For 20 years, astronomers have tried to come up with a simulated galaxy to replicate the look of the Milky Way and other spiral galaxies. Guedes and her colleagues were more successful primarily because of the equipment they had at their disposal: 1.4 million processor-hours on NASA's state-of-the-art Pleiades supercomputer, plus additional supporting simulations on supercomputers at UCSC and the Swiss National Supercomputing Center.

We took some risk spending a huge amount of supercomputer time to simulate a single galaxy with extra-high resolution, co-author and UC-Santa Cruz astronomer Piero Madau said in the release.

The team used a software platform called Gasoline to trace the motions of over 60 million particles, representing galactic gas as well as dark matter, over the course of over 13 billion years.

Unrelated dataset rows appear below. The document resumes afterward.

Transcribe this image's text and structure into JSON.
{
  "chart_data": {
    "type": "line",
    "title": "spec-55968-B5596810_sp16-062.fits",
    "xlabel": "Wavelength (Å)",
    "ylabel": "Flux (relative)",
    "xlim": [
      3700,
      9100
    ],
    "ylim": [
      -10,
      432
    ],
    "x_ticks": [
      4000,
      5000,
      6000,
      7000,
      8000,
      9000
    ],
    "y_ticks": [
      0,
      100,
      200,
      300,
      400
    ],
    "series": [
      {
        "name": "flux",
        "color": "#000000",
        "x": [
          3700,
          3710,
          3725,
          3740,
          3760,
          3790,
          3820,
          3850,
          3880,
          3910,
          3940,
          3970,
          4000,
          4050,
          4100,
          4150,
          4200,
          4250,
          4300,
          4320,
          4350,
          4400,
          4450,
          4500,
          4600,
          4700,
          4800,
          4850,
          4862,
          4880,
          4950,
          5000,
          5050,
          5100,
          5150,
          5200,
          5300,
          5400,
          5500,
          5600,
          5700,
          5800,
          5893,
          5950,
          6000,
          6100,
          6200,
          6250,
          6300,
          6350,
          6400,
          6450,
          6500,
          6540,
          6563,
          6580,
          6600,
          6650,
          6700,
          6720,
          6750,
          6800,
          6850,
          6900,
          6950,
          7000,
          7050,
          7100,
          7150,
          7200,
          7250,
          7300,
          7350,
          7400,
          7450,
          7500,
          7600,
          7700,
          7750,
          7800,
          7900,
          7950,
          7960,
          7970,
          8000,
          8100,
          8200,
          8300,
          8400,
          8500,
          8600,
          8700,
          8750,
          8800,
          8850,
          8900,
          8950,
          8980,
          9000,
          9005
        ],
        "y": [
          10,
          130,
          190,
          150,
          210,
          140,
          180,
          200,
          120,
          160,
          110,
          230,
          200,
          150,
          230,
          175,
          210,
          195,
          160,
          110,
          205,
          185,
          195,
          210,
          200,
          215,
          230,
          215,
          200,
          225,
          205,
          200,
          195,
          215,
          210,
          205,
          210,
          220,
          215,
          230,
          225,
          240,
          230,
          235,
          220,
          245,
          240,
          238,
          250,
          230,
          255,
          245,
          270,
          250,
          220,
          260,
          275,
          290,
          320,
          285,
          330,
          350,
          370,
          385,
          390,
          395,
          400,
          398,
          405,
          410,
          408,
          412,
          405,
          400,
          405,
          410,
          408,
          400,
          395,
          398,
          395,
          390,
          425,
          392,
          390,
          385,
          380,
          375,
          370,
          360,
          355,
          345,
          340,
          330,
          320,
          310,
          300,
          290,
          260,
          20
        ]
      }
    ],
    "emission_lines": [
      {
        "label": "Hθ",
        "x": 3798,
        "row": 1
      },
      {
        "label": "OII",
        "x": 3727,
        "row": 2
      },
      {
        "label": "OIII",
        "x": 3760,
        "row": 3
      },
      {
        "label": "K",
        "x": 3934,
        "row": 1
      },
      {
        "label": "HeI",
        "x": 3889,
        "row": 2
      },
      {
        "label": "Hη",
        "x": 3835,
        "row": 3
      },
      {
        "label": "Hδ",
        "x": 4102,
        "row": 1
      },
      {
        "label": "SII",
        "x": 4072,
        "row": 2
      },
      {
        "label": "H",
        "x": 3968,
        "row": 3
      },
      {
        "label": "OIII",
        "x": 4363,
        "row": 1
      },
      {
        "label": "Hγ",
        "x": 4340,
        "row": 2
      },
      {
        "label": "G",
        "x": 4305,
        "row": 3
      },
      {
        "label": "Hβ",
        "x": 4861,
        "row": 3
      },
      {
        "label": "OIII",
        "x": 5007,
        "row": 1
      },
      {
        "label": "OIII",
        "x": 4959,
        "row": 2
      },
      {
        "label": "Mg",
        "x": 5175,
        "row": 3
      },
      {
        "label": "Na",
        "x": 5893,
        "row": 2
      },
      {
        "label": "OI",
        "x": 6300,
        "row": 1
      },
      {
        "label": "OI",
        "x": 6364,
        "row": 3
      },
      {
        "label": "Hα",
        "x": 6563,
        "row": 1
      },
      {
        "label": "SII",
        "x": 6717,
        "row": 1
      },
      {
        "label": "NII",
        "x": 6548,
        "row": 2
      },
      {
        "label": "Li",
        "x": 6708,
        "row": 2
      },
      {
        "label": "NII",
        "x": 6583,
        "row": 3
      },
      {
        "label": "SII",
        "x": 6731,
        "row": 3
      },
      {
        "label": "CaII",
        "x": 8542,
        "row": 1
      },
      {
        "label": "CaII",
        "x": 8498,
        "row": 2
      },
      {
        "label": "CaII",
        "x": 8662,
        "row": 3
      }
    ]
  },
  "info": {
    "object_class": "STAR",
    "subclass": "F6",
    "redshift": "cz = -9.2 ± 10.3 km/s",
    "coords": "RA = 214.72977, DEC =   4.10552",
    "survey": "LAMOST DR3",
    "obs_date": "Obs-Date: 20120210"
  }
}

Star formation in real galaxies occurs in a clustered fashion, and to reproduce that out of a cosmological simulation is hard, Madau said. This is the first simulation that is able to resolve the high-density clouds of gas where star formation occurs, and the result is a Milky Way-type of galaxy with a small bulge and a big disk.

The simulation uses the leading theory that slow-moving or cold particles of dark matter clumped together in the early universe, forming the scaffolding around which galaxies and clusters of galaxies then took shape.

The Eris galaxy simulation shows that the cold dark matter scenario, where dark matter provides the scaffolding for galaxy formation, is able to generate realistic disk-dominated galaxies, Madau said.

While the research may be a breakthrough for supercomputing, Eris is still way off from the real-life Milky Way. Even though Eris is a phenomenal high-resolution simulation, its 60 million particles of gas and dark matter cannot compare with the Milky Way's hundreds of billions of stars.

The study is to be published in the Astrophysical Journal.